Image of earth with text: "Evaluation for Transformative Change. April 20, 22, 27 and 29, 2021"How Evaluation Can Help Drive – Rather Than Hinder – Transformative Efforts to Address Climate Change, Equity and Human Survival

Join Michael Quinn Patton and Mark Cabaj for this new virtual workshop series, running on April 20, 22, 27, and 29, 2021
Transforming evaluation for evaluating transformation examines the contributions that evaluation can make to addressing crises like the coronavirus pandemic, the global climate emergency, and related threats to human survival looming large in Earth’s future.

The three questions this workshop addresses are:

Transformation - What is it? How to do it? How to evaluate it?

This applies beyond climate change mitigation and the global pandemic to related problems of food security, agricultural transformation, equity issues, governance transformations, and the connections between local and global changes. The premise is that evaluation must be transformed if it is to be part of the solution rather than part of the problem. Traditional project and program evaluation won’t suffice to address transformational systems changes across sectors on a global scale. Indeed, traditional approaches to project and program evaluation can create barriers to transformative change.

The event will look at examples of transformative initiatives and their evaluations, or lack thereof. In so doing, the series will distinguish a theory of transformation from a theory of change.
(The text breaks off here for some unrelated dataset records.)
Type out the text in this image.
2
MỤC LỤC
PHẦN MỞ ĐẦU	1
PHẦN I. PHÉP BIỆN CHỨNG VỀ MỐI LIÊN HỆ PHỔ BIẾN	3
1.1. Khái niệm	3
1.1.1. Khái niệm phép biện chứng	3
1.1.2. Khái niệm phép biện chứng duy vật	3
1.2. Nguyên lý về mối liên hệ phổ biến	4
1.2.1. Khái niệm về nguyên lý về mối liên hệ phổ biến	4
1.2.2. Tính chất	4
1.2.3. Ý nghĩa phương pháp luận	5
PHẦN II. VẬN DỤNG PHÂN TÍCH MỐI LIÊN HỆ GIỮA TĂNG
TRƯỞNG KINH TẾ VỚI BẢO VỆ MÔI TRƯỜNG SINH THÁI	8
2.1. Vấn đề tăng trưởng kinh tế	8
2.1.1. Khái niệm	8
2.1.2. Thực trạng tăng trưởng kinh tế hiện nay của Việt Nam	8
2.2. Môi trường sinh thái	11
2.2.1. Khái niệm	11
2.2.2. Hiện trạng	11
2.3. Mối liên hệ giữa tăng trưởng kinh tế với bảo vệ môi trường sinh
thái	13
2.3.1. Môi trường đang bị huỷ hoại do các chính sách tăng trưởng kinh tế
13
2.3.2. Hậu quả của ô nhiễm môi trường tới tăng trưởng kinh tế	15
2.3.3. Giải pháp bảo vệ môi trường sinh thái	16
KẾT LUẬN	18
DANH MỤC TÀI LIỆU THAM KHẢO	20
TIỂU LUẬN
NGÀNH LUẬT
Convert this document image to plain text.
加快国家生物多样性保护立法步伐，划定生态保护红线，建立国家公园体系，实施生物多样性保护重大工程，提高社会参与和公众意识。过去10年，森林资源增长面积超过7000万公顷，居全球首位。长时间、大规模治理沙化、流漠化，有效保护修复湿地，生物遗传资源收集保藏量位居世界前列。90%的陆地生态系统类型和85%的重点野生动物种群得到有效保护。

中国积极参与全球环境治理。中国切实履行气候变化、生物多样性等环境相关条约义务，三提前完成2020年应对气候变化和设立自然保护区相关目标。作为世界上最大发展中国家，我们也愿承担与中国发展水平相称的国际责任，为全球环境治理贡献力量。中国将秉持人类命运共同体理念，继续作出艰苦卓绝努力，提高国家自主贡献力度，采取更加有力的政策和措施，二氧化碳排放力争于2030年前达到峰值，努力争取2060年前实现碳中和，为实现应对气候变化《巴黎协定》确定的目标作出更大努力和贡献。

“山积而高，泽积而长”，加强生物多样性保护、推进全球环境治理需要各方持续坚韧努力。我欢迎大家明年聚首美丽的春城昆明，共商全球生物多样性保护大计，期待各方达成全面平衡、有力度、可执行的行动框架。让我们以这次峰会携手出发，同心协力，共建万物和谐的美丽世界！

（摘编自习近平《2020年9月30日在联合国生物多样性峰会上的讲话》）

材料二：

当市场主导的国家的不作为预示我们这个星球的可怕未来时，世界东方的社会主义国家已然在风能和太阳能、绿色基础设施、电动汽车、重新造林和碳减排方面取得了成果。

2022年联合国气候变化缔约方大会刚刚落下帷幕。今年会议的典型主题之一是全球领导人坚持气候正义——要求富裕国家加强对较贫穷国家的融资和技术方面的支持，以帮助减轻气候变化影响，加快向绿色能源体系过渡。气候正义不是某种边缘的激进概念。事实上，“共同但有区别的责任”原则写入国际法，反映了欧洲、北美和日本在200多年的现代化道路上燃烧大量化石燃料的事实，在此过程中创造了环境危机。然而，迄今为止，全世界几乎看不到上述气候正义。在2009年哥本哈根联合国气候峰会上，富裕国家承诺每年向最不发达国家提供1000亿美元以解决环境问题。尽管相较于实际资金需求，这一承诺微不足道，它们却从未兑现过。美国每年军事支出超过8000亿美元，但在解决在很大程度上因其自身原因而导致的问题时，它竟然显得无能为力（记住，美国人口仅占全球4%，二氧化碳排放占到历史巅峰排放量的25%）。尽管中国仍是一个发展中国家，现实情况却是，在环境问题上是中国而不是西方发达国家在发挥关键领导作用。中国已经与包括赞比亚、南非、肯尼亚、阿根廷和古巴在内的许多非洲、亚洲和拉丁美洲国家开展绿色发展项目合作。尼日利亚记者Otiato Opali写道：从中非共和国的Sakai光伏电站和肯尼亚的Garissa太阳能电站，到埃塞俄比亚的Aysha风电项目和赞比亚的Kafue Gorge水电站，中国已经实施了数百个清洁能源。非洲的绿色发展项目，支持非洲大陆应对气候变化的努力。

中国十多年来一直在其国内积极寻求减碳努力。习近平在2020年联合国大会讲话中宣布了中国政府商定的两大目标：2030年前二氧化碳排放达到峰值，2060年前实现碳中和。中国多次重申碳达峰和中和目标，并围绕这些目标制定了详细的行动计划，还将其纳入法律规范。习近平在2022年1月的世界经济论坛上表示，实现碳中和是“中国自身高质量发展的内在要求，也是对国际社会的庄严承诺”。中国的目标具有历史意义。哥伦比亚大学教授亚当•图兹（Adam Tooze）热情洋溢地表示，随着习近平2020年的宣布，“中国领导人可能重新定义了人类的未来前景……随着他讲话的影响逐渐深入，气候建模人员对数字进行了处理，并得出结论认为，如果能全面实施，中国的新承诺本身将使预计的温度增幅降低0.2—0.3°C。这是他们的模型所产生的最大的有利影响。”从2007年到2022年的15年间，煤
This series will offer principles for global systems transformation as a framework for assessing the likely adequacy of an initiative or intervention to be transformative.

Given that transformational changes are multi-faceted and occur in complex dynamic systems, traditional evaluation concerns about attribution, effectiveness, efficiency, and accountability have to be reframed. For example, systems transformation is different from program outcomes — different in the degree of change, the nature of change, the pace of change, the direction of change, the scale of change, the interconnectedness of change, and the implications for sustainability and systems resilience.

Evaluating transformation requires new ways of conceptualizing and conducting evaluations. That is the focus of this workshop.